С детства до юности я испытывала стыд очень часто. Оглядываясь назад, и с опытом, достигнутым за годы терапии, я знаю, что никогда не страдала ожирением, как настаивали мои родители. Будучи молодой девушкой, я имела более выраженные формы, с чем стеснительный тринадцатилетний подросток мог когда-либо смириться. Совершенно точно была за пределами размеров, которые считались приемлемыми для того, чтобы выглядеть как Барби. Но я не выглядела как ужасный слон, с которым меня сравнивали. Конечно, я бы никогда не приняла участие в конкурсе красоты: моя грудь выглядела не холмиком, а горой, мой живот образовывал две мягкие складки, когда я наклонялась вперёд, а мой зад явно походил на контрабас, а не на банджо. Тем не менее, я не заслуживала постоянных упрёков от отца, который после трофейной жены, хотел бы также похвастаться и дочерью, и от трофейной матери, которая хотела бы хвастаться своей причастностью. То, что я этого не заслуживала, поняла позднее, благодаря доктору Финну, моему психотерапевту: но тогда чувствовала себя неудачницей, позором, недоработкой, провалом. Бегемот среди лебедей.

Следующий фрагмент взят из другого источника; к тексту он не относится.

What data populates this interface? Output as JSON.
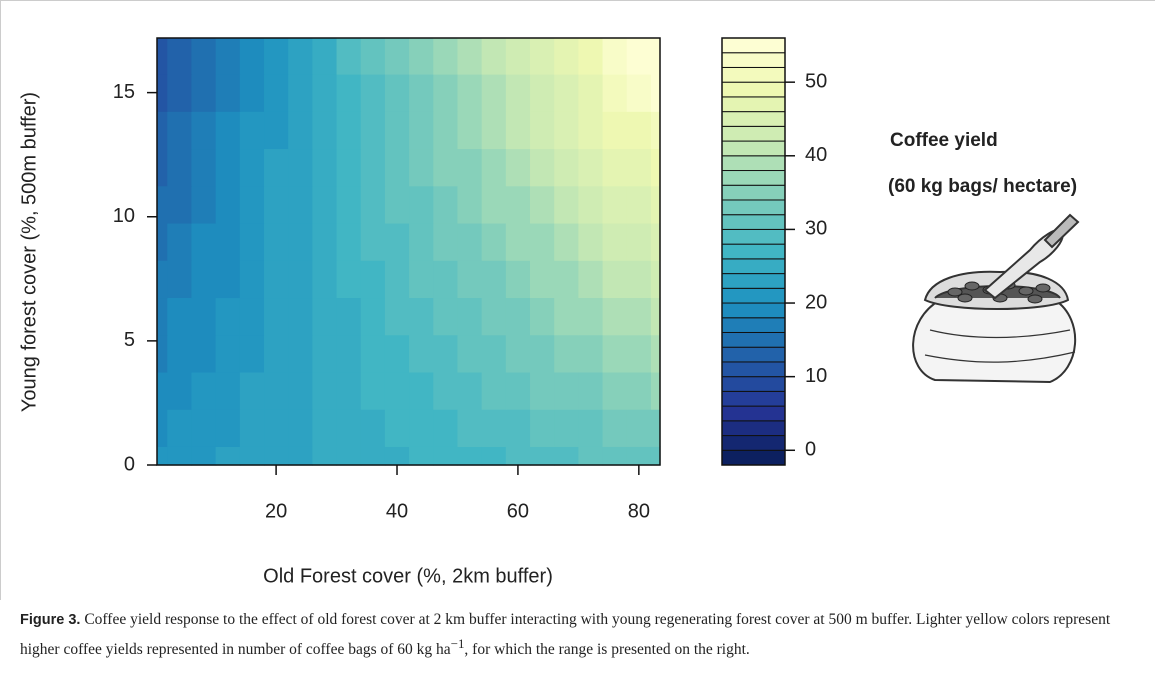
{
  "chart_data": {
    "type": "contour",
    "y_axis_label": "Young forest cover (%, 500m buffer)",
    "x_axis_label": "Old Forest cover (%, 2km buffer)",
    "xlim": [
      0.3,
      83.5
    ],
    "xticks": [
      20,
      40,
      60,
      80
    ],
    "ylim": [
      0,
      17.2
    ],
    "yticks": [
      0,
      5,
      10,
      15
    ],
    "x": [
      0,
      4,
      8,
      12,
      16,
      20,
      24,
      28,
      32,
      36,
      40,
      44,
      48,
      52,
      56,
      60,
      64,
      68,
      72,
      76,
      80,
      84
    ],
    "y": [
      0,
      1.5,
      3,
      4.5,
      6,
      7.5,
      9,
      10.5,
      12,
      13.5,
      15,
      16.5
    ],
    "z": [
      [
        20,
        21,
        21,
        22,
        22,
        23,
        23,
        24,
        24,
        25,
        25,
        26,
        26,
        27,
        27,
        28,
        29,
        29,
        30,
        30,
        31,
        31
      ],
      [
        19,
        20,
        20,
        21,
        22,
        22,
        23,
        24,
        25,
        25,
        26,
        27,
        27,
        28,
        29,
        29,
        30,
        31,
        31,
        32,
        33,
        33
      ],
      [
        18,
        19,
        20,
        21,
        22,
        22,
        23,
        24,
        25,
        26,
        27,
        27,
        28,
        29,
        30,
        31,
        32,
        32,
        33,
        34,
        35,
        36
      ],
      [
        17,
        18,
        19,
        20,
        21,
        22,
        23,
        24,
        25,
        26,
        27,
        28,
        29,
        30,
        31,
        32,
        33,
        34,
        35,
        36,
        37,
        38
      ],
      [
        16,
        18,
        19,
        20,
        21,
        22,
        23,
        24,
        25,
        27,
        28,
        29,
        30,
        31,
        32,
        33,
        35,
        36,
        37,
        38,
        39,
        40
      ],
      [
        16,
        17,
        18,
        19,
        21,
        22,
        23,
        25,
        26,
        27,
        28,
        30,
        31,
        32,
        33,
        35,
        36,
        37,
        39,
        40,
        41,
        42
      ],
      [
        15,
        16,
        18,
        19,
        20,
        22,
        23,
        25,
        26,
        28,
        29,
        30,
        32,
        33,
        35,
        36,
        37,
        39,
        40,
        42,
        43,
        45
      ],
      [
        14,
        15,
        17,
        19,
        20,
        22,
        23,
        25,
        26,
        28,
        30,
        31,
        33,
        34,
        36,
        37,
        39,
        41,
        42,
        44,
        45,
        47
      ],
      [
        13,
        15,
        16,
        18,
        20,
        22,
        23,
        25,
        27,
        28,
        30,
        32,
        34,
        35,
        37,
        39,
        40,
        42,
        44,
        46,
        47,
        49
      ],
      [
        12,
        14,
        16,
        18,
        20,
        21,
        23,
        25,
        27,
        29,
        31,
        33,
        34,
        36,
        38,
        40,
        42,
        44,
        46,
        48,
        49,
        51
      ],
      [
        11,
        13,
        15,
        17,
        19,
        21,
        23,
        25,
        27,
        29,
        31,
        33,
        35,
        37,
        39,
        41,
        43,
        45,
        47,
        50,
        52,
        54
      ],
      [
        10,
        12,
        15,
        17,
        19,
        21,
        23,
        25,
        28,
        30,
        32,
        34,
        36,
        38,
        41,
        43,
        45,
        47,
        49,
        52,
        54,
        56
      ]
    ],
    "levels": [
      -2,
      0,
      2,
      4,
      6,
      8,
      10,
      12,
      14,
      16,
      18,
      20,
      22,
      24,
      26,
      28,
      30,
      32,
      34,
      36,
      38,
      40,
      42,
      44,
      46,
      48,
      50,
      52,
      54,
      56
    ],
    "zlim": [
      -2,
      56
    ],
    "zticks": [
      0,
      10,
      20,
      30,
      40,
      50
    ],
    "colors": [
      "#081d58",
      "#253494",
      "#225ea8",
      "#1d91c0",
      "#41b6c4",
      "#7fcdbb",
      "#c7e9b4",
      "#edf8b1",
      "#ffffd9"
    ],
    "annotation_title": "Coffee yield",
    "annotation_units": "(60 kg bags/ hectare)"
  },
  "caption": {
    "label": "Figure 3.",
    "text": "Coffee yield response to the effect of old forest cover at 2 km buffer interacting with young regenerating forest cover at 500 m buffer. Lighter yellow colors represent higher coffee yields represented in number of coffee bags of 60 kg ha",
    "superscript": "−1",
    "text_end": ", for which the range is presented on the right."
  }
}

Теперь в объятиях злого Харрисона Дьюка, который меня несёт, но скорее предпочёл бы перетащить мебель, наполненную камнями, меня снова мучает чувство неполноценности. Я вешу слишком много даже для такого как он, сильного и крепкого. Я проклятый слон. Если он помнит красоту своей бывшей жены, то сделает беспощадное сравнение.